Pro Tip: If you’re sending a lot of proposals with small tweaks, create “template variations” for different product lines or regions. Just don’t go overboard—too many templates is almost as bad as none.
Step 5: Maintain and Improve Your Templates
Templates aren’t “set it and forget it.” Here’s how to keep them useful:
- Review quarterly: Terms, pricing, branding, and legal need updating more often than you think.
- Get feedback: Ask your team what works and what’s a hassle.
- Audit usage: If nobody’s using a template, figure out why. Too generic? Out of date? Hard to find?
- Kill old templates: Archive versions you don’t need. Old templates are a recipe for mistakes.
What Works (and What Doesn’t)
What Works
- Templates for anything high-volume and repetitive.
- Using variables for the stuff that always changes.
- Keeping templates simple—complex layouts break more than they help.
- Setting permissions so only trusted folks can edit master templates.
What Doesn’t
- Templates for true one-off deals—they just get in the way.
- Over-customization—you’ll spend more time fixing than you save.
- Letting templates go stale. Outdated terms or pricing = angry clients (or legal headaches).
What to Ignore
- Fancy graphics or animations. Most clients care about clarity, not design flourishes.
- “AI template generators.” They sound cool, but usually spit out generic junk.

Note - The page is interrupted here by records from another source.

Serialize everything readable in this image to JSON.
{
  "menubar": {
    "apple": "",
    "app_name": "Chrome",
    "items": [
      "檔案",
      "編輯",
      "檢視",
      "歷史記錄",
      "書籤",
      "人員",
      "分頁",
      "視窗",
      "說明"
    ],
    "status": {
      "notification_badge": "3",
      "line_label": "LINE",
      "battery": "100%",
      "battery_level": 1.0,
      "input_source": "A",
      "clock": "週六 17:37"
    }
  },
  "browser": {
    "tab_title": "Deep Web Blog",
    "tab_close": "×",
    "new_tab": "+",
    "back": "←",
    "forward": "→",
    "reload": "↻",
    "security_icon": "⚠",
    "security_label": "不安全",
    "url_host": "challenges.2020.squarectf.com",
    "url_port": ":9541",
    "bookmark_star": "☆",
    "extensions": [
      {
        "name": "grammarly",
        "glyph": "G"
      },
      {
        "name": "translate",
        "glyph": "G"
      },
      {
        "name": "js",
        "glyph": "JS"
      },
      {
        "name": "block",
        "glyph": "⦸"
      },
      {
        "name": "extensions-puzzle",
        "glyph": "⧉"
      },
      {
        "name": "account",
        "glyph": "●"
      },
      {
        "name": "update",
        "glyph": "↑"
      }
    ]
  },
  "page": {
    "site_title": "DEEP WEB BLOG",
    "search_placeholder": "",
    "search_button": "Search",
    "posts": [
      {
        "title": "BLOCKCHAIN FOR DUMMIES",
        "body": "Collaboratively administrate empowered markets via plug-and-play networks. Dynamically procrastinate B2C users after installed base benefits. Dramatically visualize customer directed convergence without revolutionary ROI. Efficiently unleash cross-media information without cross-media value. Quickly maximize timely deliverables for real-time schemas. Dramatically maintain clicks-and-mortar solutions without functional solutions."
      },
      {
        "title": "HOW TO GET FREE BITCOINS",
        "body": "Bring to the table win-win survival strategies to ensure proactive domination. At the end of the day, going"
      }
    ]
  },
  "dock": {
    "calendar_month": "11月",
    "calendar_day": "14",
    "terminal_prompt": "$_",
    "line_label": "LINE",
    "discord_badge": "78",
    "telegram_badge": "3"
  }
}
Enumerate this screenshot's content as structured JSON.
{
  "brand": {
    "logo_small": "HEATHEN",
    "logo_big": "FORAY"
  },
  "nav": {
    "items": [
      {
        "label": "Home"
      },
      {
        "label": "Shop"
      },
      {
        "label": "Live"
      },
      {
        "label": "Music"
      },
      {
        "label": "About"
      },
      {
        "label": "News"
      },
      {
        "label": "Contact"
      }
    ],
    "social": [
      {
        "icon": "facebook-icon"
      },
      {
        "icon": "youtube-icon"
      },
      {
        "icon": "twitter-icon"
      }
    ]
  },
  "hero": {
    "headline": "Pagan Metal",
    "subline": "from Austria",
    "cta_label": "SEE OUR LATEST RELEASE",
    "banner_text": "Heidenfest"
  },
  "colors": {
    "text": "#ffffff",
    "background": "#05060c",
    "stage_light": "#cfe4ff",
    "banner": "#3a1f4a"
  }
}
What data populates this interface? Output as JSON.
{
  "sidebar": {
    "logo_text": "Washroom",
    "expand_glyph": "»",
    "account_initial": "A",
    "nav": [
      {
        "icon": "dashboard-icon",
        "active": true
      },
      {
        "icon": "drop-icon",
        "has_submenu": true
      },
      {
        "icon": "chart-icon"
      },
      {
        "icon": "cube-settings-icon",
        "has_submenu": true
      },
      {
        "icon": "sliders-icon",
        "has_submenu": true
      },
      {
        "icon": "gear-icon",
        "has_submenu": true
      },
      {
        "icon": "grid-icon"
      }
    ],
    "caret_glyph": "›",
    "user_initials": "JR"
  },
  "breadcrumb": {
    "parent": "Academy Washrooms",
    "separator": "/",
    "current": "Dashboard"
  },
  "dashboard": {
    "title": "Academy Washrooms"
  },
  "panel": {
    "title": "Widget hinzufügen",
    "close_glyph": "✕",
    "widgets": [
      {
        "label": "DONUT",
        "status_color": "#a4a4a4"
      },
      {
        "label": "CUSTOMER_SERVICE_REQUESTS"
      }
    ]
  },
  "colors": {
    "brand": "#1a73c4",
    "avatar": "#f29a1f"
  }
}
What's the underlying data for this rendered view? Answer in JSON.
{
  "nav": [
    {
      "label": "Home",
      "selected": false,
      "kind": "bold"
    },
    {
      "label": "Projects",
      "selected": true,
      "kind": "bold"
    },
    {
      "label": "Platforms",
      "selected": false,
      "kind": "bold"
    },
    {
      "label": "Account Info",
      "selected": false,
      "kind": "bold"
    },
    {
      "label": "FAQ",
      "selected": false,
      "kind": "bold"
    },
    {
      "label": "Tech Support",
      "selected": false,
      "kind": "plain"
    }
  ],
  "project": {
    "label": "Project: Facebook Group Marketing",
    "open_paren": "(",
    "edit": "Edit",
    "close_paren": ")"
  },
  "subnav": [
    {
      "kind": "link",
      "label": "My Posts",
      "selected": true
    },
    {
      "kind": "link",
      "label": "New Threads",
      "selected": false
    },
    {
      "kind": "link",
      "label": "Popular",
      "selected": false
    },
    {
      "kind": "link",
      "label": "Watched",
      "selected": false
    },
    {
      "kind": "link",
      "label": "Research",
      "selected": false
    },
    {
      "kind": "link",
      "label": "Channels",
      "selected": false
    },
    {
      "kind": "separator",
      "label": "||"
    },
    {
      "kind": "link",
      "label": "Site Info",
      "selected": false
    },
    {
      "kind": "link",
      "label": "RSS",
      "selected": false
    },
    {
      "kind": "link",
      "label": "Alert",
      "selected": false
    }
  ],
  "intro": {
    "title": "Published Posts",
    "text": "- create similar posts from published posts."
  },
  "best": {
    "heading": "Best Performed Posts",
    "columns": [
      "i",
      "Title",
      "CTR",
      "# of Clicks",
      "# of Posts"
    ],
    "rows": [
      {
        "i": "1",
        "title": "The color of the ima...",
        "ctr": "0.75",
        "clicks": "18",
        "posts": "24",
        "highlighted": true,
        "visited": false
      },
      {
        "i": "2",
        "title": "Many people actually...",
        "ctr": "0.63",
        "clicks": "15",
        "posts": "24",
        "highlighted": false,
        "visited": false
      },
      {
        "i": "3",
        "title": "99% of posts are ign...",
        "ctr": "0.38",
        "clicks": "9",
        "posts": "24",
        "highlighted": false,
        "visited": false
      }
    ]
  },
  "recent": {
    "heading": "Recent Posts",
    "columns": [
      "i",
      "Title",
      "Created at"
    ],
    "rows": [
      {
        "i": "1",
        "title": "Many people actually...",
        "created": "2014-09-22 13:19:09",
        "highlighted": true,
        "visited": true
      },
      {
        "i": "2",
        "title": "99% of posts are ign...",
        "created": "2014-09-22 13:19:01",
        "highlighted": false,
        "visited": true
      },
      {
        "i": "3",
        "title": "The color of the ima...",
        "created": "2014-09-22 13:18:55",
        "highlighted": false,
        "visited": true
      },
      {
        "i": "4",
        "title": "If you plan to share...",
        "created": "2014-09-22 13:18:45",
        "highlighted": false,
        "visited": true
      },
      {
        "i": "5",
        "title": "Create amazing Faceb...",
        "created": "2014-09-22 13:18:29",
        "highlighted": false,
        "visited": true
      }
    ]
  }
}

- Templates for emails that take less than a minute to write. Not worth the setup.
Keep It Simple and Iterate
Templates are supposed to make your life easier, not add another layer of busywork. Start with your most-used doc, get it working, then build from there. Don’t try to template everything at once. Tweak as you go, and don’t be afraid to toss what isn’t working.
Bottom line: The less time you spend fiddling with proposals, the more time you’ve got for things that actually move the needle. Set up your templates once, keep them fresh, and you’ll never go back to the old copy-paste grind.